German software giant SAP to hire people with autism
German employers with at least 20 staff members are legally required to ensure that at least five per cent of these jobs go to severely disabled people.
German software giant SAP said it intended to employ hundreds of people globally with autism as software testers and programmers over the next seven years.
The company, which has already launched pilot projects in India and Ireland, said the move aimed to find workers “who think differently”, leading to innovation.
By 2020, one per cent of SAP’s currently 65,000-strong workforce is expected to be affected by autism, a company spokesman told AFP.
In India the group said it had taken on six people with autism as software testers and that productivity and cohesiveness in key areas had increased as a result.
Under the Ireland-based pilot scheme, screening is being completed for five positions to be filled this year, it added.

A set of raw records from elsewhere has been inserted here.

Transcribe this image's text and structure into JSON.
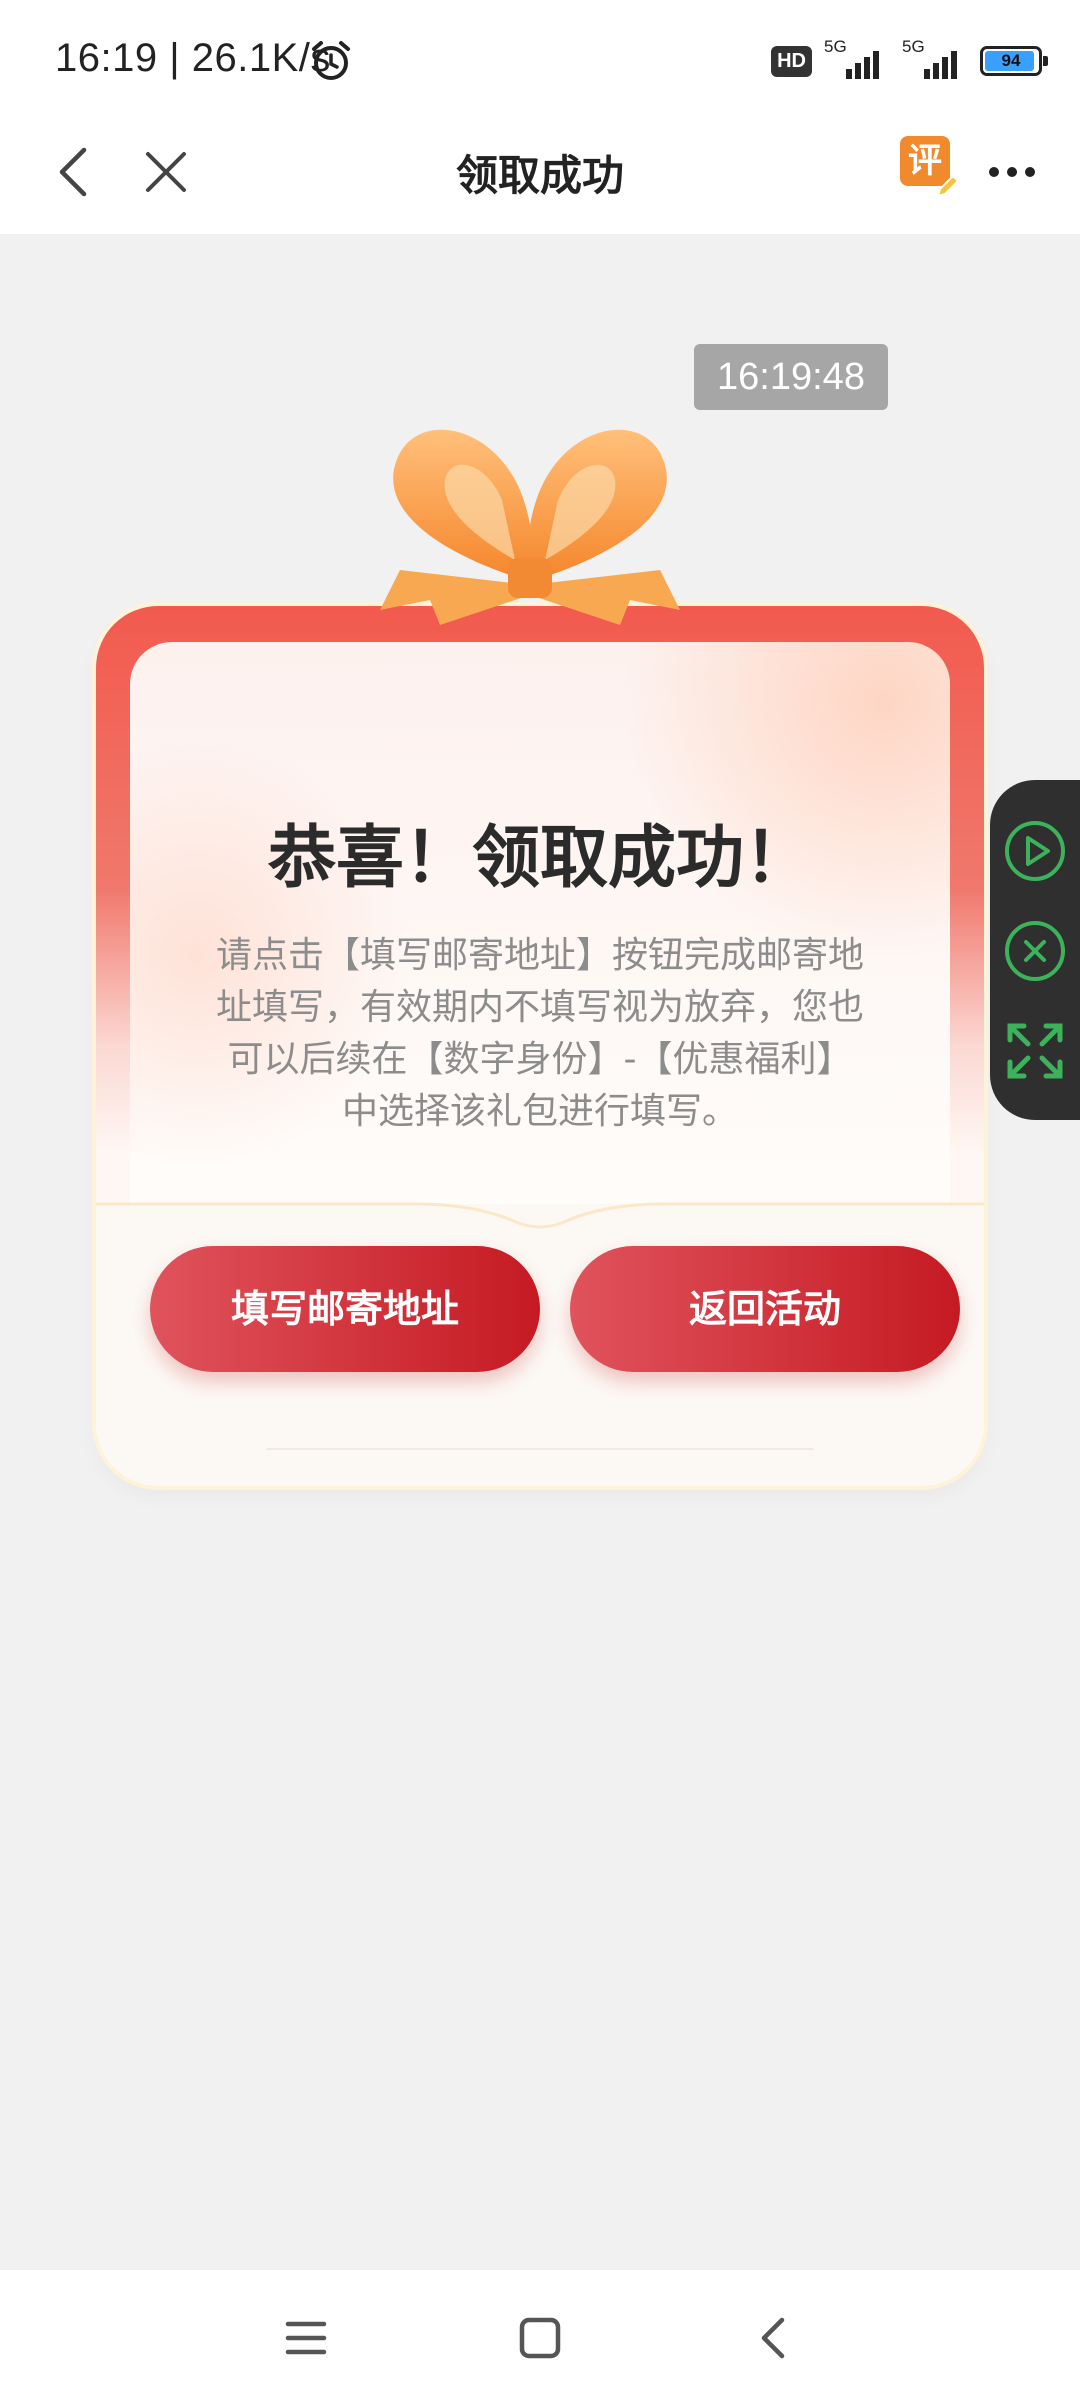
{
  "status_bar": {
    "time": "16:19 | 26.1K/s",
    "hd_label": "HD",
    "network_1": "5G",
    "network_2": "5G",
    "battery": "94",
    "battery_level": 0.94,
    "icons": [
      "alarm-icon",
      "signal-icon",
      "battery-icon"
    ]
  },
  "nav": {
    "title": "领取成功",
    "review_label": "评",
    "icons": [
      "back-icon",
      "close-icon",
      "review-icon",
      "more-icon"
    ]
  },
  "timestamp": "16:19:48",
  "card": {
    "title": "恭喜！领取成功！",
    "description": "请点击【填写邮寄地址】按钮完成邮寄地址填写，有效期内不填写视为放弃，您也可以后续在【数字身份】-【优惠福利】中选择该礼包进行填写。",
    "fill_button": "填写邮寄地址",
    "back_button": "返回活动"
  },
  "float_controls": {
    "icons": [
      "play-icon",
      "close-circle-icon",
      "expand-icon"
    ],
    "accent": "#3cb35a"
  },
  "system_nav": {
    "icons": [
      "menu-icon",
      "home-icon",
      "back-icon"
    ]
  },
  "colors": {
    "button_start": "#e0535c",
    "button_end": "#c51a23",
    "card_red": "#f25a4e",
    "ribbon": "#f7a23c"
  }
}
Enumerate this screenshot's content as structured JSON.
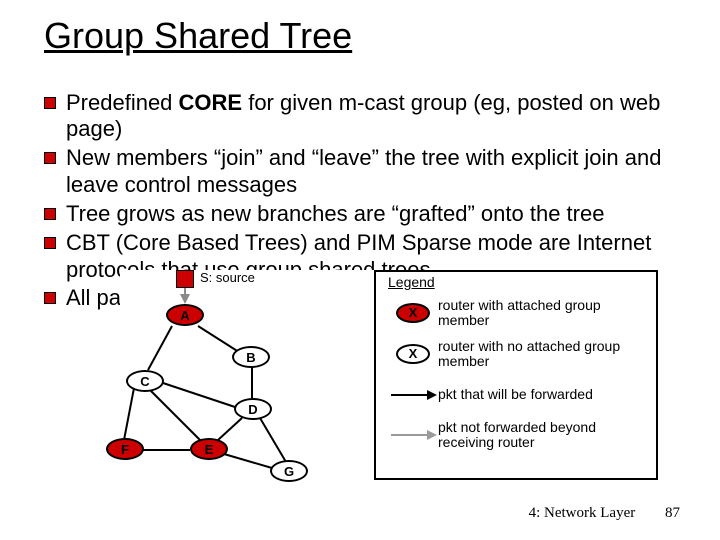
{
  "title": "Group Shared Tree",
  "bullets": [
    {
      "prefix": "Predefined ",
      "core": "CORE",
      "suffix": " for given m-cast group (eg, posted on web page)"
    },
    {
      "prefix": "",
      "core": "",
      "suffix": "New members “join” and “leave” the tree with explicit join and leave control messages"
    },
    {
      "prefix": "",
      "core": "",
      "suffix": "Tree grows as new branches are “grafted” onto the tree"
    },
    {
      "prefix": "",
      "core": "",
      "suffix": "CBT (Core Based Trees) and PIM Sparse mode are Internet protocols that use group shared trees"
    },
    {
      "prefix": "",
      "core": "",
      "suffix": "All packets sent via core"
    }
  ],
  "diagram": {
    "source_label": "S: source",
    "nodes": {
      "A": "A",
      "B": "B",
      "C": "C",
      "D": "D",
      "E": "E",
      "F": "F",
      "G": "G"
    },
    "legend": {
      "title": "Legend",
      "attached": {
        "icon": "X",
        "text": "router with attached group member"
      },
      "no_attached": {
        "icon": "X",
        "text": "router with no attached group member"
      },
      "fwd": "pkt that will be forwarded",
      "nofwd": "pkt not forwarded beyond receiving router"
    }
  },
  "footer": {
    "section": "4: Network Layer",
    "page": "87"
  }
}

SAP, which is working with Specialisterne, an organisation established in Denmark in 2004 on the scheme, said it would widen the programme globally, kicking off in the US, Canada and Germany this year.
“With Specialisterne, we share a common belief that innovation comes from the ‘edges’,” Luisa Delgado, a member of SAP’s executive board said in a written statement.
“Only by employing people who think differently and spark innovation will SAP be prepared to handle the challenges of the 21st century.”
Specialisterne aims to harness the talents of people with autism to work in technology-orientated jobs and operates internationally, the SAP statement said.
In Germany, employers with at least 20 staff members are legally required to ensure that at least five per cent of these jobs go to severely disabled people.